Professional soundcards are special soundcards optimized for low-latency multichannel sound recording and playback, including studio-grade fidelity. Their drivers usually follow the Audio Stream Input Output, referred to as ASIO, protocol for use with professional sound engineering and music software, although ASIO drivers are also available for a range of consumer-grade soundcards.
Professional soundcards are usually described as “audio interfaces”, and sometimes have the form of external rack-mountable units using USB, FireWire, or an optical interface, to offer sufficient data rates. The emphasis in these products is, in general, on multiple input and output connectors, direct hardware support for multiple input and output sound channels, as well as higher sampling rates and fidelity as compared to the usual consumer soundcard. In that respect, their role and intended purpose is more similar to a specialized multi-channel data recorder and real-time audio mixer and processor, roles which are possible only to a limited degree with typical consumer soundcards.
In general, consumer grade soundcards impose several restrictions and inconveniences that would be unacceptable to an audio professional. One of a modern soundcard’s purposes is to provide an AD/DA converter analog to digital/digital to analog. However, in professional applications, there is usually a need for enhanced recording, analog to digital conversion capabilities. One of the limitations of consumer soundcards is their comparatively large sampling latency; this is the time it takes for the AD Converter to complete conversion of a sound sample and transfer it to the computer’s main memory.
USB sound cards
USB sound “cards”, sometimes called “audio interfaces”, are usually external boxes that plug into the computer via USB. A USB audio interface may describe a device allowing a computer which has a sound-card, yet lacks a standard audio socket, to be connected to an external device which requires such a socket, via its USB socket.
The USB specification defines a standard interface, the USB audio device class, allowing a single driver to work with the various USB sound devices and interfaces on the market.
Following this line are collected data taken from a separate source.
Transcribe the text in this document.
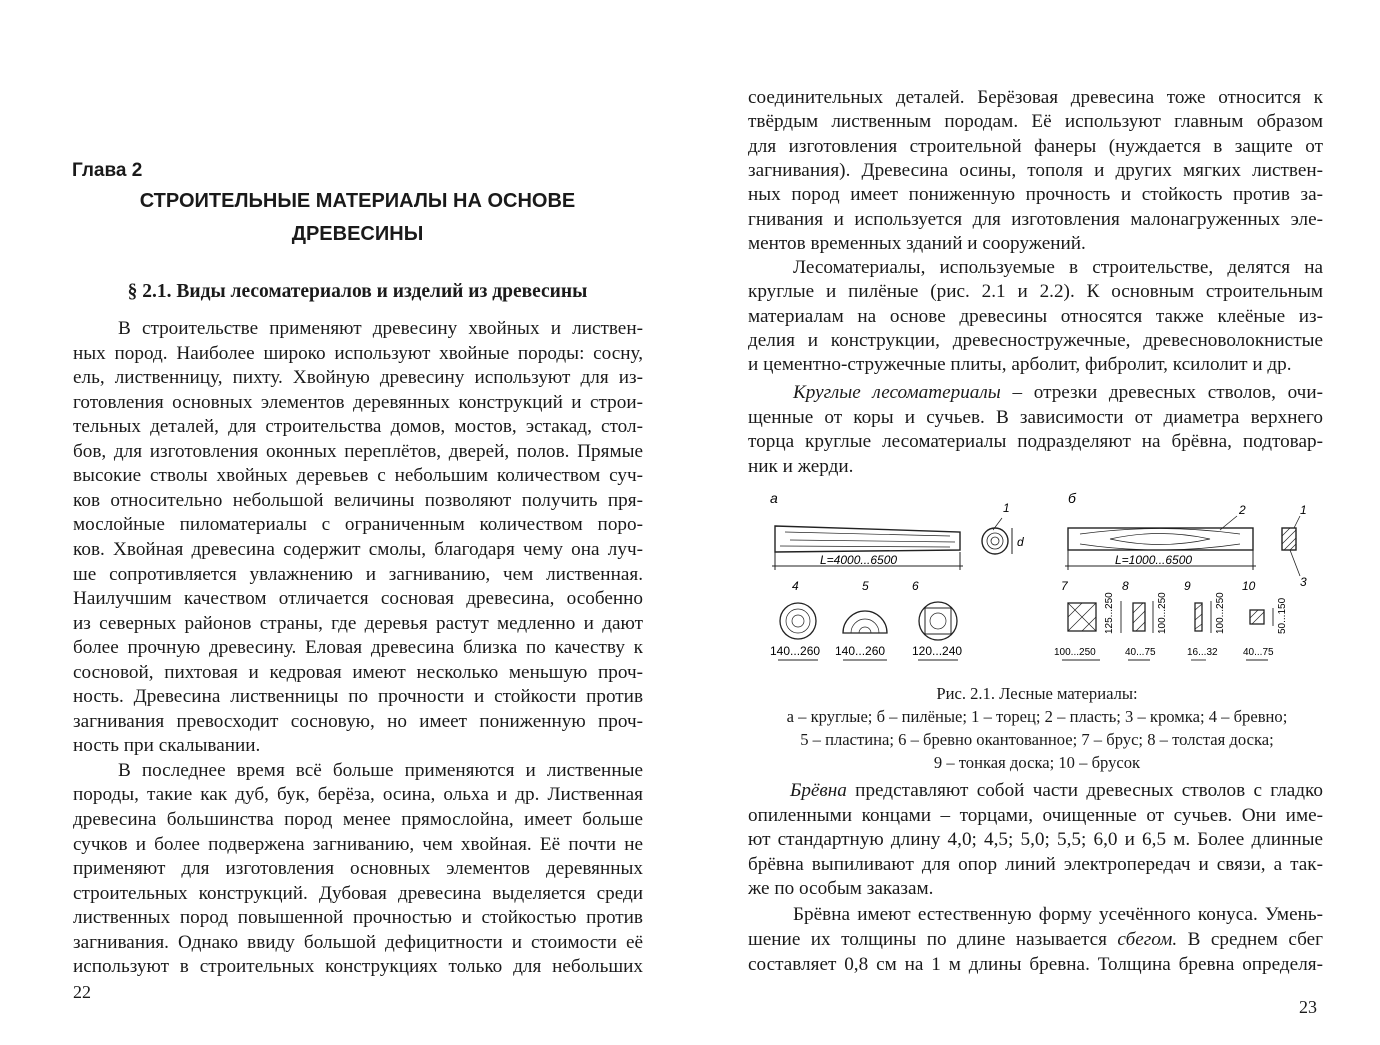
Глава 2
СТРОИТЕЛЬНЫЕ МАТЕРИАЛЫ НА ОСНОВЕ
ДРЕВЕСИНЫ
§ 2.1. Виды лесоматериалов и изделий из древесины
В строительстве применяют древесину хвойных и листвен-
ных пород. Наиболее широко используют хвойные породы: сосну,
ель, лиственницу, пихту. Хвойную древесину используют для из-
готовления основных элементов деревянных конструкций и строи-
тельных деталей, для строительства домов, мостов, эстакад, стол-
бов, для изготовления оконных переплётов, дверей, полов. Прямые
высокие стволы хвойных деревьев с небольшим количеством суч-
ков относительно небольшой величины позволяют получить пря-
мослойные пиломатериалы с ограниченным количеством поро-
ков. Хвойная древесина содержит смолы, благодаря чему она луч-
ше сопротивляется увлажнению и загниванию, чем лиственная.
Наилучшим качеством отличается сосновая древесина, особенно
из северных районов страны, где деревья растут медленно и дают
более прочную древесину. Еловая древесина близка по качеству к
сосновой, пихтовая и кедровая имеют несколько меньшую проч-
ность. Древесина лиственницы по прочности и стойкости против
загнивания превосходит сосновую, но имеет пониженную проч-
ность при скалывании.
В последнее время всё больше применяются и лиственные
породы, такие как дуб, бук, берёза, осина, ольха и др. Лиственная
древесина большинства пород менее прямослойна, имеет больше
сучков и более подвержена загниванию, чем хвойная. Её почти не
применяют для изготовления основных элементов деревянных
строительных конструкций. Дубовая древесина выделяется среди
лиственных пород повышенной прочностью и стойкостью против
загнивания. Однако ввиду большой дефицитности и стоимости её
используют в строительных конструкциях только для небольших
22
соединительных деталей. Берёзовая древесина тоже относится к
твёрдым лиственным породам. Её используют главным образом
для изготовления строительной фанеры (нуждается в защите от
загнивания). Древесина осины, тополя и других мягких листвен-
ных пород имеет пониженную прочность и стойкость против за-
гнивания и используется для изготовления малонагруженных эле-
ментов временных зданий и сооружений.
Лесоматериалы, используемые в строительстве, делятся на
круглые и пилёные (рис. 2.1 и 2.2). К основным строительным
материалам на основе древесины относятся также клеёные из-
делия и конструкции, древесностружечные, древесноволокнистые
и цементно-стружечные плиты, арболит, фибролит, ксилолит и др.
Круглые лесоматериалы – отрезки древесных стволов, очи-
щенные от коры и сучьев. В зависимости от диаметра верхнего
торца круглые лесоматериалы подразделяют на брёвна, подтовар-
ник и жерди.
а	б
L=4000...6500
1
d
L=1000...6500
2	1
3
4	5	6	7	8	9	10
140...260 140...260 120...240	100...250	40...75	16...32	40...75
125...250	100...250	100...250	50...150
Рис. 2.1. Лесные материалы:
а – круглые; б – пилёные; 1 – торец; 2 – пласть; 3 – кромка; 4 – бревно;
5 – пластина; 6 – бревно окантованное; 7 – брус; 8 – толстая доска;
9 – тонкая доска; 10 – брусок
Брёвна представляют собой части древесных стволов с гладко
опиленными концами – торцами, очищенные от сучьев. Они име-
ют стандартную длину 4,0; 4,5; 5,0; 5,5; 6,0 и 6,5 м. Более длинные
брёвна выпиливают для опор линий электропередач и связи, а так-
же по особым заказам.
Брёвна имеют естественную форму усечённого конуса. Умень-
шение их толщины по длине называется сбегом. В среднем сбег
составляет 0,8 см на 1 м длины бревна. Толщина бревна определя-
23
Even cards meeting the older, slow, USB 1.1 specification are capable of high quality sound with a limited number of channels, or limited sampling frequency or bit depth, but USB 2.0 or later is more capable.
The main function of a sound card is to play audio, usually music, with varying formats; monophonic, stereophonic, various multiple speaker setups and degrees of control. The source may be a CD or DVD, a file, streamed audio, or any external source connected to a sound card input. Audio may be recorded. Sometimes sound card hardware and drivers do not support recording a source that is being played. A card can also be used, in conjunction with software, to generate arbitrary waveforms, acting as an audio-frequency function generator.
A card can be used, again in conjunction with free or commercial software, to analyse input waveforms. For example, a very-low-distortion sinewave oscillator can be used as input to equipment under test; the output is sent to a sound card’s line input and run through Fourier transform software to find the amplitude of each harmonic of the added distortion. Alternatively, a less pure signal source may be used, with circuitry to subtract the input from the output, attenuated and phase-corrected; the result is distortion and noise only, which can be analysed. There are programs which allow a sound card to be used as an audio-frequency oscilloscope.